The judge surprised and angered authorities in October 2006 when he sentenced Stewart to a term less than 10 percent as long as the 30 years called for the prosecution. At the time, Judge Koeltl, in part voicing a broad and widespread sympathy for Stewart called her “a dedicated public servant who had, throughout her career, represented the poor, the disadvantaged and the unpopular.”

This positive evaluation outraged federal prosecutors. The latest decision of the appellate judges virtually demands a longer sentence for Stewart. It presses Judge Koeltl to increase the sentence for the 70-year-old Stewart, who was treated for breast cancer in the period between her conviction and sentencing, or to explain why he will not.
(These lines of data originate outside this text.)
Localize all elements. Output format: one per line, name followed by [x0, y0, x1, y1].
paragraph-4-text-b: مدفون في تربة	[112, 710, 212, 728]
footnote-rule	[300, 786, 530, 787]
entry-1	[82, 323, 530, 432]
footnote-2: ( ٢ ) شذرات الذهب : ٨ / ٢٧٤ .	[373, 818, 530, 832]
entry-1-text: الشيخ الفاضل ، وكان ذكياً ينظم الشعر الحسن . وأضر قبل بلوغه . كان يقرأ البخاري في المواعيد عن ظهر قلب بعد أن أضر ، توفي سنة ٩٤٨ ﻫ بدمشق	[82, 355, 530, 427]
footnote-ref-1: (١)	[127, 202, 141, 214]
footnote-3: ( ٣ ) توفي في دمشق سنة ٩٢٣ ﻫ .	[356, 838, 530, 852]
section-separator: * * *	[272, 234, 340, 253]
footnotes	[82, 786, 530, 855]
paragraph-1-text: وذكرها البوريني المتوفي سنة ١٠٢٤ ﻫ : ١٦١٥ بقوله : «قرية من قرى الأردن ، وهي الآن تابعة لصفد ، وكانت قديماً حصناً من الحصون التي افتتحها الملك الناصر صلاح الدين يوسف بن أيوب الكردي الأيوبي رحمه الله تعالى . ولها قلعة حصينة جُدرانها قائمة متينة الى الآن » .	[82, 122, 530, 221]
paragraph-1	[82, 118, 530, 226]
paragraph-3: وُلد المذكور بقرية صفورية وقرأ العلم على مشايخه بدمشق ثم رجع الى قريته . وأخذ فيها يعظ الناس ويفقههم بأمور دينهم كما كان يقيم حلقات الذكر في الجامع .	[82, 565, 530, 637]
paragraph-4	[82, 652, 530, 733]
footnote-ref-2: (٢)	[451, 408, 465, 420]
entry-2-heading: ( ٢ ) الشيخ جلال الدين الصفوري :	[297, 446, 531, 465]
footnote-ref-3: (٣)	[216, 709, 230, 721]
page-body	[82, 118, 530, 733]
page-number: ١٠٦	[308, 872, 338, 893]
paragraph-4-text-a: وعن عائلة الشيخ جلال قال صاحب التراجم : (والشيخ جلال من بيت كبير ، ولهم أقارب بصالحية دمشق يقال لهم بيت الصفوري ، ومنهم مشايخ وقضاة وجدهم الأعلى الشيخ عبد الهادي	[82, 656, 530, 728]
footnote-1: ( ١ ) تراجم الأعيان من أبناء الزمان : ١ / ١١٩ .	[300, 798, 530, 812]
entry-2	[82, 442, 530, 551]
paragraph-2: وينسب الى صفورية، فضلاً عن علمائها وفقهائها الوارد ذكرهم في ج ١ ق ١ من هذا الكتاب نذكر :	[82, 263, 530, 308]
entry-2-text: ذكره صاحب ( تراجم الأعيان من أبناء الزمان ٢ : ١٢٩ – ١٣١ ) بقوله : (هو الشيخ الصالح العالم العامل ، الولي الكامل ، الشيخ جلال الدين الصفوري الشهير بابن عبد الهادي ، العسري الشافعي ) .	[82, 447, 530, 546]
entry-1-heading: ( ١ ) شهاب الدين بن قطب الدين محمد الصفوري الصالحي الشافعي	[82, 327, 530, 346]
Stewart denounced the appellate decision, pointing in particular to the recent decision to try some of the Guantanamo defendants at criminal trials in New York. She said that the timing of the decision in her case, “coming as it does on the eve of the arrival of the tortured men from offshore prison in Guantanamo,” was intended to intimidate lawyers who would be defending these men.

“If you’re going to be a lawyer for these people, you’d better toe very close to the line that the government has set out,” said Ms. Stewart. Otherwise, she added, you “will end up like Lynne Stewart. … This is a case that is bigger than just me personally.”

Support for Lynne Stewart is urgently needed in advance of her scheduled July 15 re-sentencing in Federal Court.

Those who can are asked to attend the court hearing at 500 Pearl Street, in Lower Manhattan, when Lynne Stewart is re-sentenced on JULY 15 at 2:30 pm. The support rally in front of Federal Court begins at 11 a.m.

The defense committee is also asking supporters to write personal letters to Judge Koeltl urging him to consider Lynne Stewarts’s many years of service to the people.

Address your letter to:
Honorable John G. Koeltl, United States District Judge, Southern District of New York,
500 Pearl Street, New York, NY 10007

BUT MAIL TO:
Lynne Stewart Defense Committee,
350 Broadway, Suite 700, NY, NY 10013
(Don’t mail your letter to the judge.)

The Defense Committee will accumulate the letters for the attorneys who will then submit them to the Judge.